Павел вгляделся. В полумраке разглядеть было трудновато, однако он прочел:
– Москва… Ого! И чем же я насолил столичным бандюгам?
– Поехали. Переговоришь с шефом, и все поймешь.
– Ищи дурака. Пусть шеф сам ко мне приходит, куда я укажу. Один и без оружия. Усек, милый? А разговорить тебя, у меня есть отличное средство, – Павел выставил на стол трансформатор. – Прицеплю один крокодильчик к губе, а второй немножко пониже, к еще более чувствительному месту, и запоешь ты мне арию мистера Икс. Даже если ни слова из нее не помнишь…
Парень попытался пожать плечами, бросил, с деланным равнодушием:
– Ты и так покойник, а все глубже и глубже себе яму роешь…
– Да мне плевать, где вы меня схороните, хоть в самом глубоком колодце, но я ведь не одного или двух с собой заберу, а гораздо больше, чем вы думаете… Так что, плевал я на ваши угрозы. Пуганый. Ладно, я сейчас сбегаю корешка своего приглашу, и мы вдвоем с тобой побеседуем. Если ты будешь умницей, то обойдемся без трансформатора…

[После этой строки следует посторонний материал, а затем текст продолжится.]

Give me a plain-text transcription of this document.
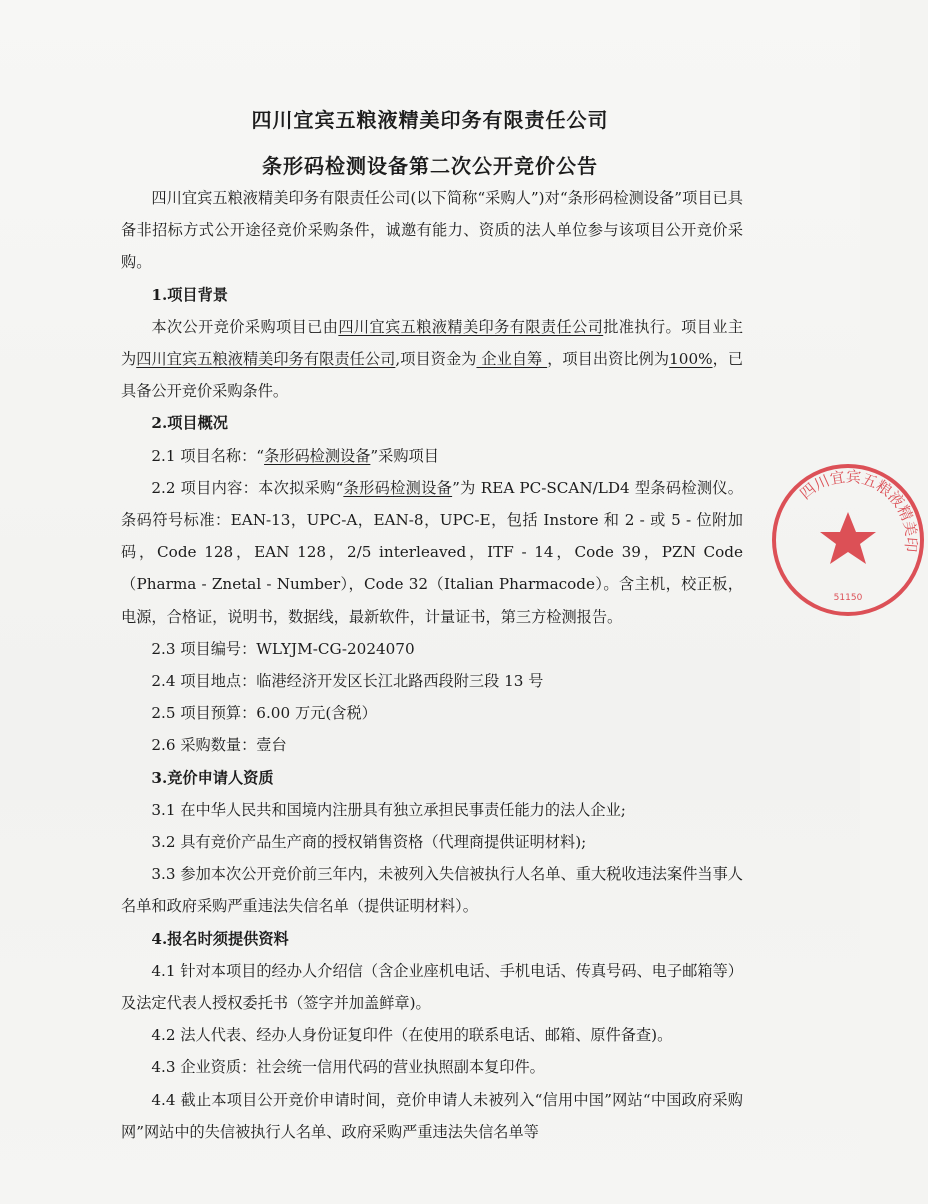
四川宜宾五粮液精美印务有限责任公司
条形码检测设备第二次公开竞价公告

四川宜宾五粮液精美印务有限责任公司(以下简称“采购人”)对“条形码检测设备”项目已具备非招标方式公开途径竞价采购条件，诚邀有能力、资质的法人单位参与该项目公开竞价采购。

1.项目背景

本次公开竞价采购项目已由四川宜宾五粮液精美印务有限责任公司批准执行。项目业主为四川宜宾五粮液精美印务有限责任公司,项目资金为 企业自筹 ，项目出资比例为100%，已具备公开竞价采购条件。

2.项目概况

2.1 项目名称：“条形码检测设备”采购项目

2.2 项目内容：本次拟采购“条形码检测设备”为 REA PC-SCAN/LD4 型条码检测仪。条码符号标准：EAN-13，UPC-A，EAN-8，UPC-E，包括 Instore 和 2 - 或 5 - 位附加码，Code 128，EAN 128，2/5 interleaved，ITF - 14，Code 39，PZN Code（Pharma - Znetal - Number），Code 32（Italian Pharmacode）。含主机，校正板，电源，合格证，说明书，数据线，最新软件，计量证书，第三方检测报告。

2.3 项目编号：WLYJM-CG-2024070

2.4 项目地点：临港经济开发区长江北路西段附三段 13 号

2.5 项目预算：6.00 万元(含税）

2.6 采购数量：壹台

3.竞价申请人资质

3.1 在中华人民共和国境内注册具有独立承担民事责任能力的法人企业;

3.2 具有竞价产品生产商的授权销售资格（代理商提供证明材料);

3.3 参加本次公开竞价前三年内，未被列入失信被执行人名单、重大税收违法案件当事人名单和政府采购严重违法失信名单（提供证明材料）。

4.报名时须提供资料

4.1 针对本项目的经办人介绍信（含企业座机电话、手机电话、传真号码、电子邮箱等）及法定代表人授权委托书（签字并加盖鲜章)。

4.2 法人代表、经办人身份证复印件（在使用的联系电话、邮箱、原件备查)。

4.3 企业资质：社会统一信用代码的营业执照副本复印件。

4.4 截止本项目公开竞价申请时间，竞价申请人未被列入“信用中国”网站“中国政府采购网”网站中的失信被执行人名单、政府采购严重违法失信名单等

四川宜宾五粮液精美印
51150
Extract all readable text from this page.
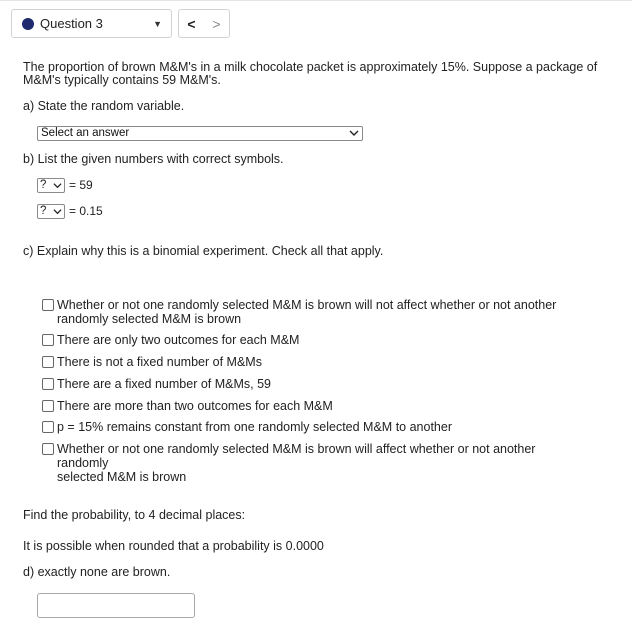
Question 3	▼	<	>
The proportion of brown M&M's in a milk chocolate packet is approximately 15%. Suppose a package of
M&M's typically contains 59 M&M's.
a) State the random variable.
Select an answer
b) List the given numbers with correct symbols.
?	= 59
?	= 0.15
c) Explain why this is a binomial experiment. Check all that apply.
Whether or not one randomly selected M&M is brown will not affect whether or not another
randomly selected M&M is brown
There are only two outcomes for each M&M
There is not a fixed number of M&Ms
There are a fixed number of M&Ms, 59
There are more than two outcomes for each M&M
p = 15% remains constant from one randomly selected M&M to another
Whether or not one randomly selected M&M is brown will affect whether or not another randomly
selected M&M is brown
Find the probability, to 4 decimal places:
It is possible when rounded that a probability is 0.0000
d) exactly none are brown.
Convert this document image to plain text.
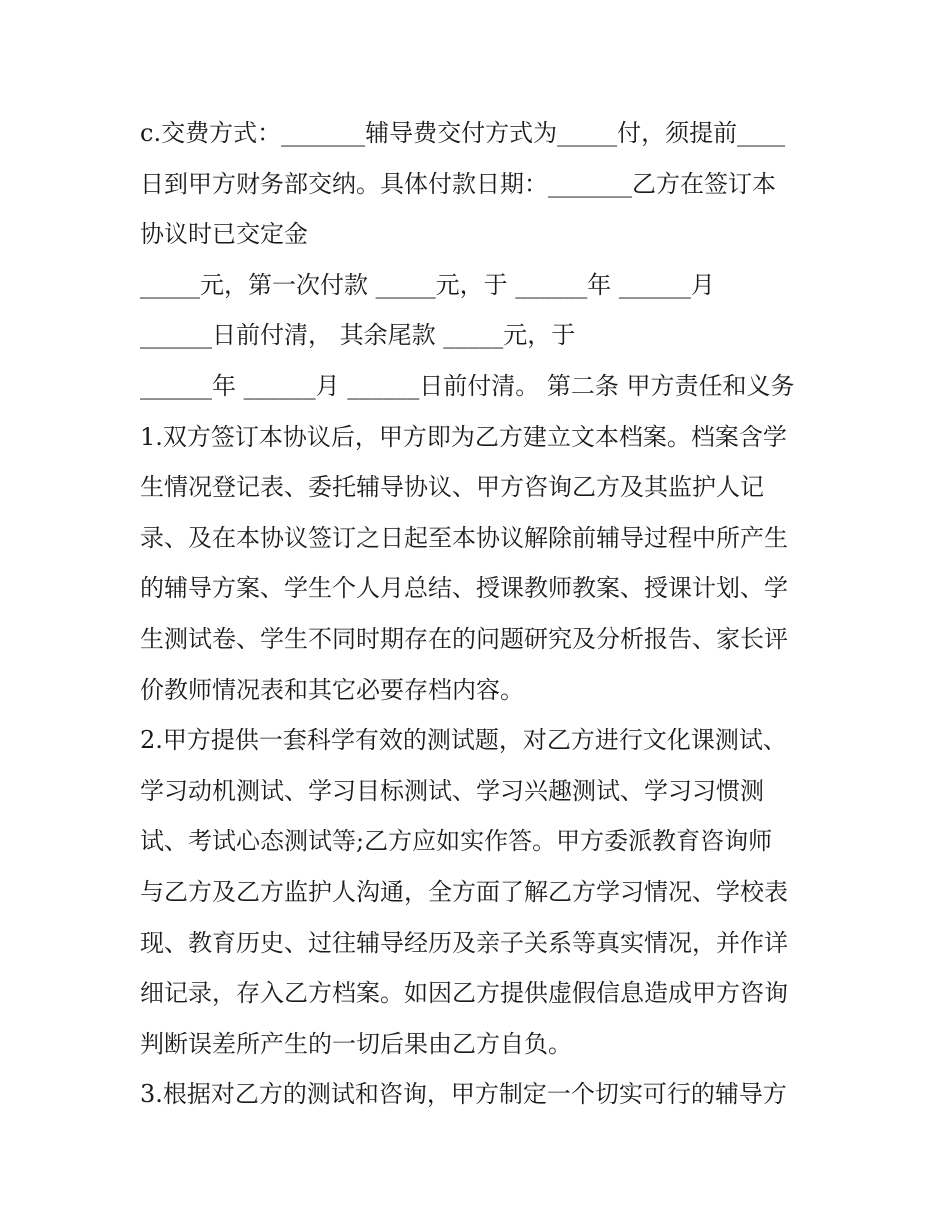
c.交费方式：_______辅导费交付方式为_____付，须提前____
日到甲方财务部交纳。具体付款日期：_______乙方在签订本
协议时已交定金
_____元，第一次付款 _____元，于 ______年 ______月
______日前付清， 其余尾款 _____元，于
______年 ______月 ______日前付清。 第二条 甲方责任和义务
1.双方签订本协议后，甲方即为乙方建立文本档案。档案含学
生情况登记表、委托辅导协议、甲方咨询乙方及其监护人记
录、及在本协议签订之日起至本协议解除前辅导过程中所产生
的辅导方案、学生个人月总结、授课教师教案、授课计划、学
生测试卷、学生不同时期存在的问题研究及分析报告、家长评
价教师情况表和其它必要存档内容。
2.甲方提供一套科学有效的测试题，对乙方进行文化课测试、
学习动机测试、学习目标测试、学习兴趣测试、学习习惯测
试、考试心态测试等;乙方应如实作答。甲方委派教育咨询师
与乙方及乙方监护人沟通，全方面了解乙方学习情况、学校表
现、教育历史、过往辅导经历及亲子关系等真实情况，并作详
细记录，存入乙方档案。如因乙方提供虚假信息造成甲方咨询
判断误差所产生的一切后果由乙方自负。
3.根据对乙方的测试和咨询，甲方制定一个切实可行的辅导方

Павел чуть не на четвереньках подкрался к двери. От улицы его заслонял довольно высокий парапет перед дверями. Похоже, подстраховки снаружи не было. Он вывалился за дверь, не разгибаясь, запер ее, пробежал по галерее, прикрываясь парапетом, перемахнул через парапет и юркнул за угол здания бассейна. Теперь его с одной стороны прикрывали кусты, а с другой глухая стена. Добежав до школьной вахты, он только и узнал, что телефон все еще не работает. Тогда он помчался в глубь микрорайона, где, как он помнил, висел на углу дома исправный телефон-автомат. Слава Богу! Телефон висел, и даже работал. И Димыч ответил почти сразу.
Павел заорал в трубку:
– Димыч! Приезжай быстрее, я языков взял! В бассейне!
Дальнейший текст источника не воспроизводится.